Fig. 5: A context-specific functional group reorganizes during prey capture.

a–d Monkey TY. a The kinematics + reachFN encoding model versus the network encoding model trained with spontaneousFN network features and tested on reachFN network features. Units above the dotted line are defined as the context-specific functional group (green, 39/175 units), and the remaining are context-invariant units (orange, 136/175 units). b The context-specific functional networks, with reachFN1 on top and spontaneousFN on bottom. The color scale of edge weights is displayed under (a). c The context-invariant reachFN1 and spontaneousFN. d The cumulative distribution of the difference in edge weights between reachFN1 and spontaneousFN for the context-specific, context-invariant, and full (purple) groups. Distribution comparisons are inset as colored pairs of boxes. The * indicates significant differences in the median with p < 0.01 (two-sided median test).

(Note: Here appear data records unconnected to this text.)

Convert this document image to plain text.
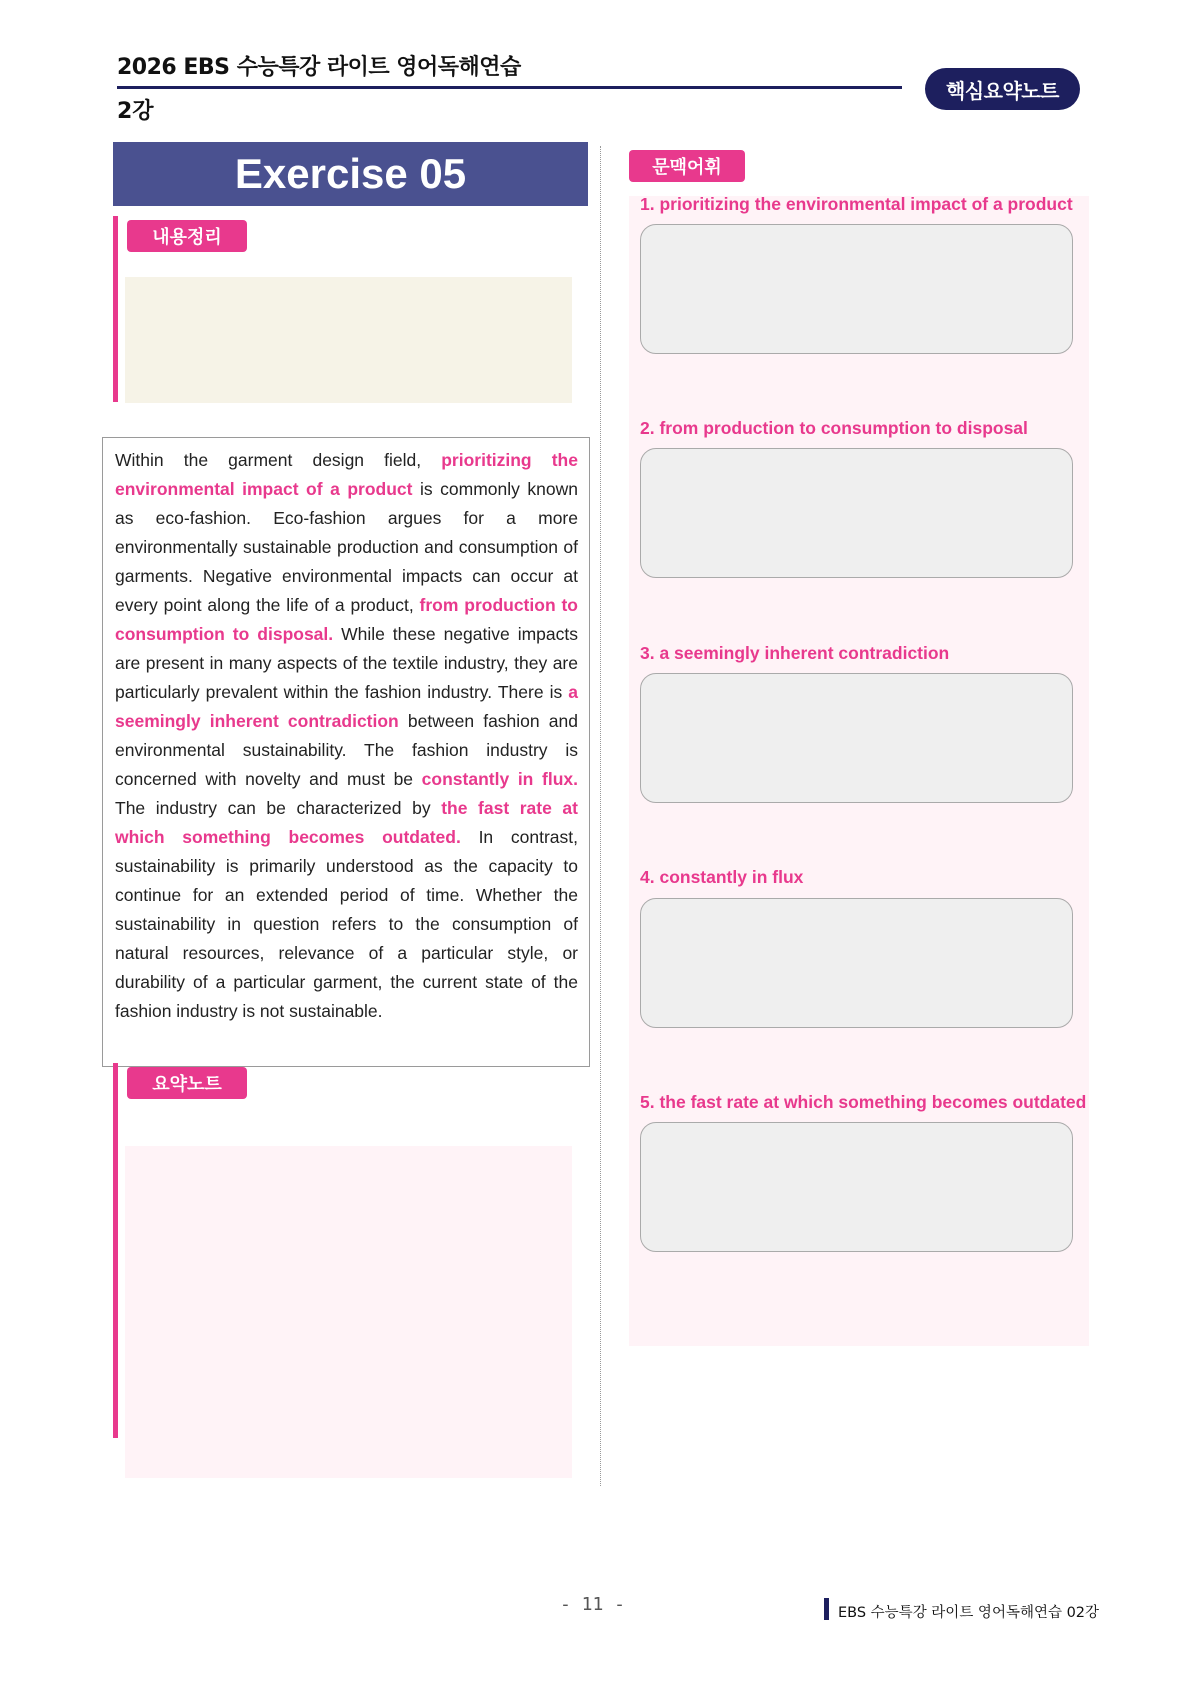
2026 EBS 수능특강 라이트 영어독해연습
2강
핵심요약노트
Exercise 05
내용정리
Within the garment design field, prioritizing the environmental impact of a product is commonly known as eco-fashion. Eco-fashion argues for a more environmentally sustainable production and consumption of garments. Negative environmental impacts can occur at every point along the life of a product, from production to consumption to disposal. While these negative impacts are present in many aspects of the textile industry, they are particularly prevalent within the fashion industry. There is a seemingly inherent contradiction between fashion and environmental sustainability. The fashion industry is concerned with novelty and must be constantly in flux. The industry can be characterized by the fast rate at which something becomes outdated. In contrast, sustainability is primarily understood as the capacity to continue for an extended period of time. Whether the sustainability in question refers to the consumption of natural resources, relevance of a particular style, or durability of a particular garment, the current state of the fashion industry is not sustainable.
요약노트
문맥어휘
1. prioritizing the environmental impact of a product
2. from production to consumption to disposal
3. a seemingly inherent contradiction
4. constantly in flux
5. the fast rate at which something becomes outdated
- 11 -	EBS 수능특강 라이트 영어독해연습 02강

All comparisons had p ≈ 0.0. e–h Corresponding results for MG, with 9/73 units in the context-specific functional group. h The * indicates significant differences in the median with p < 0.01 (two-sided median test), as in (d). P-values are 6.9 × 10−14 for context-specific vs. context-invariant, 7.7 × 10−14 for context-specific vs. full, and 5.7 × 10−12 for context-invariant vs. full. Source data are provided as a Source Data file.